Using Maple, we have:
phi:=ln(sqrt(((x-1)^2+y^2+z^2+0.09)/((x+1)^2+y^2+z^2+0.09)));
Now if we plot the gradient of this, in Maple, we obtain:
with(plots):
gradplot3d(phi,x=-2..2,y=-1..1,z=-1..1,axes='FRAMED',
arrows='SLIM',grid=[16,8,8],
orientation=[71,76],scaling='CONSTRAINED');
We can see a field source at (1,0,0) and a field sink at (-1,0,0).
In order to make it clearer, lets consider the field in the xz-plane.

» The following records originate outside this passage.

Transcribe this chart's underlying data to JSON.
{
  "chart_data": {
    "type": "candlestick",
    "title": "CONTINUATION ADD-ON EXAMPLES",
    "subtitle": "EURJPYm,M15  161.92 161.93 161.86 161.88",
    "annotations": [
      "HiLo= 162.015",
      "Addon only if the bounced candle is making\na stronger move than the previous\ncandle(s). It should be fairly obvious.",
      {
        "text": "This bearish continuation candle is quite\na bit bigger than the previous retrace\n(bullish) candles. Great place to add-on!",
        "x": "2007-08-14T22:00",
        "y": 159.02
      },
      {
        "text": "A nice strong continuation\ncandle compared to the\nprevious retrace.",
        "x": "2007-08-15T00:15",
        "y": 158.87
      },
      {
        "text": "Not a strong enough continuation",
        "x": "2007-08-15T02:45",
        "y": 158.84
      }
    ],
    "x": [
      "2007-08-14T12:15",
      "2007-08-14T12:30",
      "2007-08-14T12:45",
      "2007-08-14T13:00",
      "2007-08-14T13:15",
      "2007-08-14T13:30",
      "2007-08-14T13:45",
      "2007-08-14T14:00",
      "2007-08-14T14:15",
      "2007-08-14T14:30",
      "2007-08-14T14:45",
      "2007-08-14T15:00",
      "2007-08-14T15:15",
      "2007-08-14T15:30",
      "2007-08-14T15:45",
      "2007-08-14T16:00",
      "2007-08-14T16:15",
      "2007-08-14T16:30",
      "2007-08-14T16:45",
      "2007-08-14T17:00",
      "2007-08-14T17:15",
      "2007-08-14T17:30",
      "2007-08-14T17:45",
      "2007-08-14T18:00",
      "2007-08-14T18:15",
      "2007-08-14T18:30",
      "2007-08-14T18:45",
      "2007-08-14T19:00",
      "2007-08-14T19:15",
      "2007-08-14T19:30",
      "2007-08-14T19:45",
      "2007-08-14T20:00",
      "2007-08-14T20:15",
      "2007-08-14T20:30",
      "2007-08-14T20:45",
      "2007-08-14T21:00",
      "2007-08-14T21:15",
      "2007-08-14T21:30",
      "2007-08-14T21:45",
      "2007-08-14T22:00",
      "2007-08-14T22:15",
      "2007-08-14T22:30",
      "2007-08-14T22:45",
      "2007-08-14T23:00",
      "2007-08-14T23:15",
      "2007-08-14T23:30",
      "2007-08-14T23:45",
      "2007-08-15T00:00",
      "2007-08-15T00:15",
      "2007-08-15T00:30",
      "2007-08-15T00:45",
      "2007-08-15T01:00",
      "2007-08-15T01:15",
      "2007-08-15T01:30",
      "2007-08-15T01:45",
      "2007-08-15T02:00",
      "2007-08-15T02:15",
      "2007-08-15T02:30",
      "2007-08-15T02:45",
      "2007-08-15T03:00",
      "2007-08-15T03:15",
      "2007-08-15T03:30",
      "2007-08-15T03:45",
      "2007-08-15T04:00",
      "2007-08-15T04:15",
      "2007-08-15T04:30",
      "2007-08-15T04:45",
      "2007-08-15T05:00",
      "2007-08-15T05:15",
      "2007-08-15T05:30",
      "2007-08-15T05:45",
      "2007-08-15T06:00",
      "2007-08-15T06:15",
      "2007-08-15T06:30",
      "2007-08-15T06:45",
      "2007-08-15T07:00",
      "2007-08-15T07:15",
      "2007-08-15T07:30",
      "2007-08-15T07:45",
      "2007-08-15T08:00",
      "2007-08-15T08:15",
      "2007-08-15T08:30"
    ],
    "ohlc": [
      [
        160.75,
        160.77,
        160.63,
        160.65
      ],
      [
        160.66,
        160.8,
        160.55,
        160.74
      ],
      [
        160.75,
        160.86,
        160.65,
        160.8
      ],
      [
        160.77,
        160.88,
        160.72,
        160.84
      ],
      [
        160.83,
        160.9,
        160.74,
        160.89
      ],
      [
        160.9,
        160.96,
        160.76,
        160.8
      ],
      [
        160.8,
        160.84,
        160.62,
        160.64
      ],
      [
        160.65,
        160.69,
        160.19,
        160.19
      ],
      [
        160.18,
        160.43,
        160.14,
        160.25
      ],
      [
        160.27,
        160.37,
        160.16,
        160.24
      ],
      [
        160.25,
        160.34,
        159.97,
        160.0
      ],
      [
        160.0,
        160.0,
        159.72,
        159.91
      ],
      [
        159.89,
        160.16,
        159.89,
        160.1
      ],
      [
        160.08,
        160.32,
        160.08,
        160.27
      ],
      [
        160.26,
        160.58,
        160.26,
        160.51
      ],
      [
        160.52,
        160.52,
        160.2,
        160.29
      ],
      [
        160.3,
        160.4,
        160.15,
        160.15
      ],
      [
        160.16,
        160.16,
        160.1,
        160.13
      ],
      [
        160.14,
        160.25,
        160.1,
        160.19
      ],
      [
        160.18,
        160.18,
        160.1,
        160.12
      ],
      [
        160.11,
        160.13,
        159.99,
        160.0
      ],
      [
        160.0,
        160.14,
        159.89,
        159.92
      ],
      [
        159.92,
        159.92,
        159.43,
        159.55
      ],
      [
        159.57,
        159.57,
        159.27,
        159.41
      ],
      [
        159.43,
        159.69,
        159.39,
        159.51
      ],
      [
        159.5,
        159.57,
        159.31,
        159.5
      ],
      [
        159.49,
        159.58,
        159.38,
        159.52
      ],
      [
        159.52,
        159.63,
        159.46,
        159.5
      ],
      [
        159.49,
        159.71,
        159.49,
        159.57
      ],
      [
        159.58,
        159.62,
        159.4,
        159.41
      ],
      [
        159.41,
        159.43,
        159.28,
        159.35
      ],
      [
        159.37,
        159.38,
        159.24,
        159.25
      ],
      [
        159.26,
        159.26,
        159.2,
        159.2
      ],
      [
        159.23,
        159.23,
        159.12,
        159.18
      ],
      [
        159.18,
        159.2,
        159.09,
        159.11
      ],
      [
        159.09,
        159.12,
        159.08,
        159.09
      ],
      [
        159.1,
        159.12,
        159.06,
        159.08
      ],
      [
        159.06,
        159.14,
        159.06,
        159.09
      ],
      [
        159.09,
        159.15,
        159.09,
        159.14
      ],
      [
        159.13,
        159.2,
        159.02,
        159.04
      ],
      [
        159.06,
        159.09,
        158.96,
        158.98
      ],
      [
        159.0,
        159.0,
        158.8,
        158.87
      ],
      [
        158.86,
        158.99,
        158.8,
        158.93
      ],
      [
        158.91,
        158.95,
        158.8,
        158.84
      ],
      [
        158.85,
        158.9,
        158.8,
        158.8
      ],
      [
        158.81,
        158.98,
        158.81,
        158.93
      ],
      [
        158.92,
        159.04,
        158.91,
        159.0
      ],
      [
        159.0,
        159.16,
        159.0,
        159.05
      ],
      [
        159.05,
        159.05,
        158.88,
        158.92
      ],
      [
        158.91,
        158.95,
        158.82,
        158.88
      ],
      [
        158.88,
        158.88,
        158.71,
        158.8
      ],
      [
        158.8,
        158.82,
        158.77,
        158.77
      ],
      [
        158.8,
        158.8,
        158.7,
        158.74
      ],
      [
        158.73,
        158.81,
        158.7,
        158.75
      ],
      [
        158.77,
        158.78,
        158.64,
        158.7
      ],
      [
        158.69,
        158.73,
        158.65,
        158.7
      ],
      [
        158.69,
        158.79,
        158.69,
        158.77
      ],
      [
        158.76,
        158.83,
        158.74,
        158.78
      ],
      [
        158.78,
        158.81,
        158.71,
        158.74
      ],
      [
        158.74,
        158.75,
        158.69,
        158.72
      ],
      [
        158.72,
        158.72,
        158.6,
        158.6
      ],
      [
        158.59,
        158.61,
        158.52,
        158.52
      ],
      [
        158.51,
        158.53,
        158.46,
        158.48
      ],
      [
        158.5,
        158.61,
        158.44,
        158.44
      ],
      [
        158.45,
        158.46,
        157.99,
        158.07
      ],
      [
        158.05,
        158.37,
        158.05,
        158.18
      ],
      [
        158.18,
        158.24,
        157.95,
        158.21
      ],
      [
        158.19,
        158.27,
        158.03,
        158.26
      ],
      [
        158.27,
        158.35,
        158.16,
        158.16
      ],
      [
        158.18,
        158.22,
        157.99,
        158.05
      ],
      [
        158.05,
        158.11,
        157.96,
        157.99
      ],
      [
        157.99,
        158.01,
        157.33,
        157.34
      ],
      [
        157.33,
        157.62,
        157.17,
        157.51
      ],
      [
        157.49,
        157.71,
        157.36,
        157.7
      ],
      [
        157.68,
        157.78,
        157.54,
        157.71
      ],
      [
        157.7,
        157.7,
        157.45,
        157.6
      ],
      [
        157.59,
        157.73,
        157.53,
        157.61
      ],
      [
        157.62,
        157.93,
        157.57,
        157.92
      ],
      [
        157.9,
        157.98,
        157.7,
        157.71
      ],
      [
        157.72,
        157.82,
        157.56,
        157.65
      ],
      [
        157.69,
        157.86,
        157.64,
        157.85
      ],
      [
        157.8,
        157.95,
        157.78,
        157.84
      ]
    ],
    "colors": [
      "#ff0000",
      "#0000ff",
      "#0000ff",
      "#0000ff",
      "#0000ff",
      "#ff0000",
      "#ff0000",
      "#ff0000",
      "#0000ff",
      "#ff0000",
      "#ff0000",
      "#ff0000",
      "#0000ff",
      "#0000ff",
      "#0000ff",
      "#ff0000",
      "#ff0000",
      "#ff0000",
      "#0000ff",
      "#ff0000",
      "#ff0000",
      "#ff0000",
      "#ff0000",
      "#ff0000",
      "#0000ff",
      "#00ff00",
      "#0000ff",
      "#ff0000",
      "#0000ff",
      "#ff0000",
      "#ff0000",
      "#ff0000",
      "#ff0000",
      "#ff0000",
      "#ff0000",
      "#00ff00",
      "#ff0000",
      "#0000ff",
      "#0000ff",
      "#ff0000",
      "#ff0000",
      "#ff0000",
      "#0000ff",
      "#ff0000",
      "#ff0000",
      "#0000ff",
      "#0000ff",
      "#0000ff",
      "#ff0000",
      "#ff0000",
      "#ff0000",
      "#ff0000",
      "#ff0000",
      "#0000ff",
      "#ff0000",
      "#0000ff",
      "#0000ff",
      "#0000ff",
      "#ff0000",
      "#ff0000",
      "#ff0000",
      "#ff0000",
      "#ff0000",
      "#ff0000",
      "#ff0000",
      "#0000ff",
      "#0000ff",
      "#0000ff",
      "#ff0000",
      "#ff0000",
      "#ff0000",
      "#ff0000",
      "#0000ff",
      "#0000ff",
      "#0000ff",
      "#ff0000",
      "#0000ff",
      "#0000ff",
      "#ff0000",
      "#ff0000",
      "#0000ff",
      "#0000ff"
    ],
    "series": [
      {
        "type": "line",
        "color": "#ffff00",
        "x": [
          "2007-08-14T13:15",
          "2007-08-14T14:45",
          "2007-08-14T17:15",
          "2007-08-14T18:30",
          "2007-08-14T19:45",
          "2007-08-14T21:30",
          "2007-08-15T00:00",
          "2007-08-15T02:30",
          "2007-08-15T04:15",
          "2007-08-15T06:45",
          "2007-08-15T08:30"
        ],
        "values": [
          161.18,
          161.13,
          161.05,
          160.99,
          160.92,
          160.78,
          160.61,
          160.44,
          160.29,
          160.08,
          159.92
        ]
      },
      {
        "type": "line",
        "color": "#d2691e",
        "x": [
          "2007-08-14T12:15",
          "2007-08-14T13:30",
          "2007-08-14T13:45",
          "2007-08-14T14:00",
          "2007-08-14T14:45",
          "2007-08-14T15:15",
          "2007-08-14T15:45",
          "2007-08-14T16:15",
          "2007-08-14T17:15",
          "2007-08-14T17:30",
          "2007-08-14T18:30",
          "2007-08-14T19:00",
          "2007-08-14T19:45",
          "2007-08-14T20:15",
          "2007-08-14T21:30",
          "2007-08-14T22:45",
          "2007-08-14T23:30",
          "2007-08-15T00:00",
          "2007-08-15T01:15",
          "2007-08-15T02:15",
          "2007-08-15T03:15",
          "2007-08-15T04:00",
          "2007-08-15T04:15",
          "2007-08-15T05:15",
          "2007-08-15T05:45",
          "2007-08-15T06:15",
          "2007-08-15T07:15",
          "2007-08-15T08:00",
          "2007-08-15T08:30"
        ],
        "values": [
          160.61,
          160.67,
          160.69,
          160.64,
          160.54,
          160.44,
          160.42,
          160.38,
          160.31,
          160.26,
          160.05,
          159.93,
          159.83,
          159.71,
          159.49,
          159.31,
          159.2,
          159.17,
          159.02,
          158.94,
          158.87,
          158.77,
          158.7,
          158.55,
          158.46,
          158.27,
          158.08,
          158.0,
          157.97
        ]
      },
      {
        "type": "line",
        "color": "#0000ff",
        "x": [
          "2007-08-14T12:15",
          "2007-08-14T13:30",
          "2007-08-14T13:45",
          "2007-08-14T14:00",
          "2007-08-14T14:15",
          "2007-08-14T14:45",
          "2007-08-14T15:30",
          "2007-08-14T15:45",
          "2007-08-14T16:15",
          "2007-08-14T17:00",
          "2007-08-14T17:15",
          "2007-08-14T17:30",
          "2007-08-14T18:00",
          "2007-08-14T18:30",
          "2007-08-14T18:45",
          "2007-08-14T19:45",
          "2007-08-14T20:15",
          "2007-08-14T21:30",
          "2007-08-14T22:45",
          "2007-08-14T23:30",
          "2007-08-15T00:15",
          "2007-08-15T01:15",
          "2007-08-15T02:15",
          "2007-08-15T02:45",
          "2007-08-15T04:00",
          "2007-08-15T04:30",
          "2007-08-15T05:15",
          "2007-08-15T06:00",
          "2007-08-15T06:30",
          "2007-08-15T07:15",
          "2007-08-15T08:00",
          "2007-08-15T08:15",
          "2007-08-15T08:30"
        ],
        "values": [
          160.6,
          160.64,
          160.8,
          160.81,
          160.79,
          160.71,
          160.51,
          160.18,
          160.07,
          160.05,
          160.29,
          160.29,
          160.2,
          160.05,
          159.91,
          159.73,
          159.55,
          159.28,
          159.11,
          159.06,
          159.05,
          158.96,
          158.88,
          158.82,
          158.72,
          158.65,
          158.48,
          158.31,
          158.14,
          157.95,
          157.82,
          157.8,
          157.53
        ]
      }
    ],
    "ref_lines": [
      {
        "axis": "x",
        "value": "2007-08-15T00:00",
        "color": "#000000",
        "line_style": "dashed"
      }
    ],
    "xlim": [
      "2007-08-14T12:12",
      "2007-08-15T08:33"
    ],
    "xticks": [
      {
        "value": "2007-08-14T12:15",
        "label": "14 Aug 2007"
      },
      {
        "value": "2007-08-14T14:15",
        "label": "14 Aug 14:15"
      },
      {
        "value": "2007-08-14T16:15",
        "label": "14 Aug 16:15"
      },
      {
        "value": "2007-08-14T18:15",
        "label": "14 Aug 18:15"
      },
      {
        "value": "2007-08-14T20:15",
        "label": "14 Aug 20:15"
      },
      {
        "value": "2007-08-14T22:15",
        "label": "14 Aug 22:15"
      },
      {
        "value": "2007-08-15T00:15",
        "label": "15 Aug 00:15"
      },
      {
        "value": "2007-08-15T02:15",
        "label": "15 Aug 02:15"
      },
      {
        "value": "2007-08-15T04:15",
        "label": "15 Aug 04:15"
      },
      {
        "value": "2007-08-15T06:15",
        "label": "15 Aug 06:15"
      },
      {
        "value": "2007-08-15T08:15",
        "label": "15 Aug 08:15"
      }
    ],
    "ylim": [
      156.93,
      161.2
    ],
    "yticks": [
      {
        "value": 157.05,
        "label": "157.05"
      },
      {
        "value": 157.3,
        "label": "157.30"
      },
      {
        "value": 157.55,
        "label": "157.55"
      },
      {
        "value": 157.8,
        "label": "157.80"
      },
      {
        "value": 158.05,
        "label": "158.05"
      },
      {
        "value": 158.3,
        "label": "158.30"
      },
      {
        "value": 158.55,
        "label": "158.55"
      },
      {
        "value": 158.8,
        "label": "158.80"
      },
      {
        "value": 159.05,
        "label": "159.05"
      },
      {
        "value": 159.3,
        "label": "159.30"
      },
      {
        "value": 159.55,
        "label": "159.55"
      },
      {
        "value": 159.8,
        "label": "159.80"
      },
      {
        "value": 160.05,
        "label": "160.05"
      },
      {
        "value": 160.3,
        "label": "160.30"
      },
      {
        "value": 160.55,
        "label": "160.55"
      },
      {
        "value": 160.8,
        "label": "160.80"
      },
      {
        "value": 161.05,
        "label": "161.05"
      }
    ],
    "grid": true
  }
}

Using Maple to substitute y = 0 into phi, one obtains:
phi_xz:=subs(y=0,phi);
If we then plot the gradient of this field in 2-dimensions, using Maple,
we obtain:
gradplot(phi_xz,x=-2..2,z=-1..1,arrows='SLIM',axes='FRAMED',
scaling='CONSTRAINED',grid=[20,10],color='RED');
We see that when x = 0, the field lines become parallel, indicating that the divergence is zero on the yz-plane. Therefore, the divergence of the gradient of phi is zero on the yz-plane, and this is just the Laplacian of phi. We can now see why the Laplacian of phi is zero when x = 0.